Nutritional declaration per 100ml:
Energy Value 821kcal; Lipids 91,2g; of which Saturated 13,1g; Carbohydrates 0g; of which sugars 0g; Proteins 0g; Salt 0g.
Varieties:
Cobrançosa,Verdeal Transmontana,Madural
Tasting Notes:
Green/yellow in colour with intense grass, flower and olive aromas. In the mouth it is rounded, dense and fluid; starting with a hint of sweet almonds, followed by fresh olives, assorted greens and an extremely long and complex finish with a spicy hint that is not at all sour. This is a subtle olive oil, with a delicate personality that is not overly potent whilst revealing a grand elegance and harmony.
Storage:
This is an entirely natural product; in low temperatures precipitation may occur. This does not affect the quality of the product.
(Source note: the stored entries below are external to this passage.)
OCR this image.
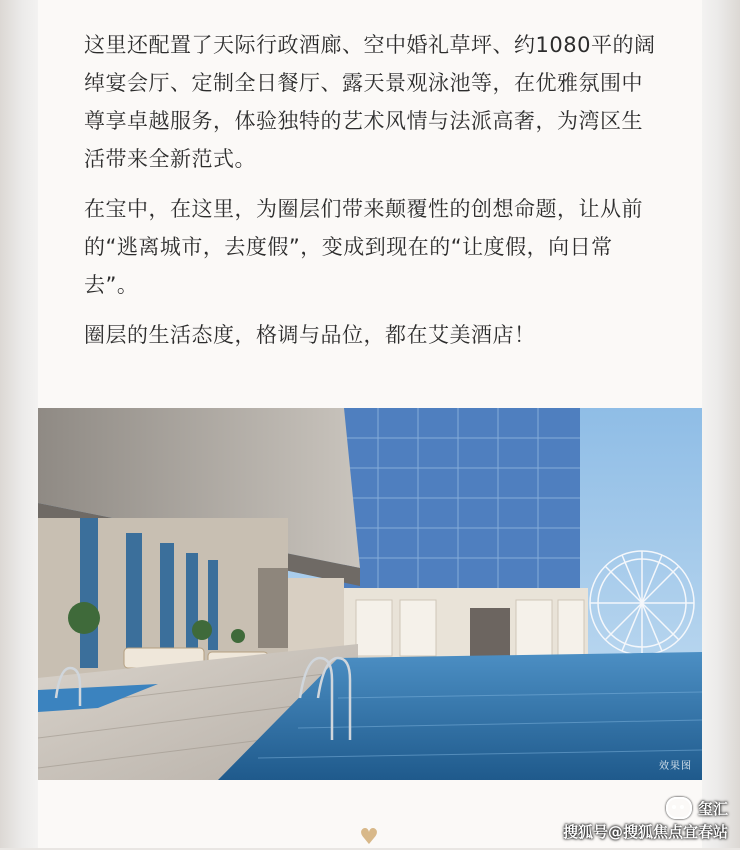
这里还配置了天际行政酒廊、空中婚礼草坪、约1080平的阔绰宴会厅、定制全日餐厅、露天景观泳池等，在优雅氛围中尊享卓越服务，体验独特的艺术风情与法派高奢，为湾区生活带来全新范式。
在宝中，在这里，为圈层们带来颠覆性的创想命题，让从前的“逃离城市，去度假”，变成到现在的“让度假，向日常去”。
圈层的生活态度，格调与品位，都在艾美酒店！
效果图
♥
玺汇
搜狐号@搜狐焦点宜春站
Olive oil should be stored away from direct light and heat.
Perfect Serve:
It is ideal for salads, marinades and as a condiment for fish and pasta. It's also delicious with some fresh bread before a meal.
Reviews and Awards:
. 92 points in Best Portuguese Olive Oil in Guida ai Migliori Extravergine del Mondo;
. Gold medal Terraolivo 2012 Extra Virgin Olive Oil International Competition;
. 250 of the best olive oils in the world Der Feinschmecker 2009.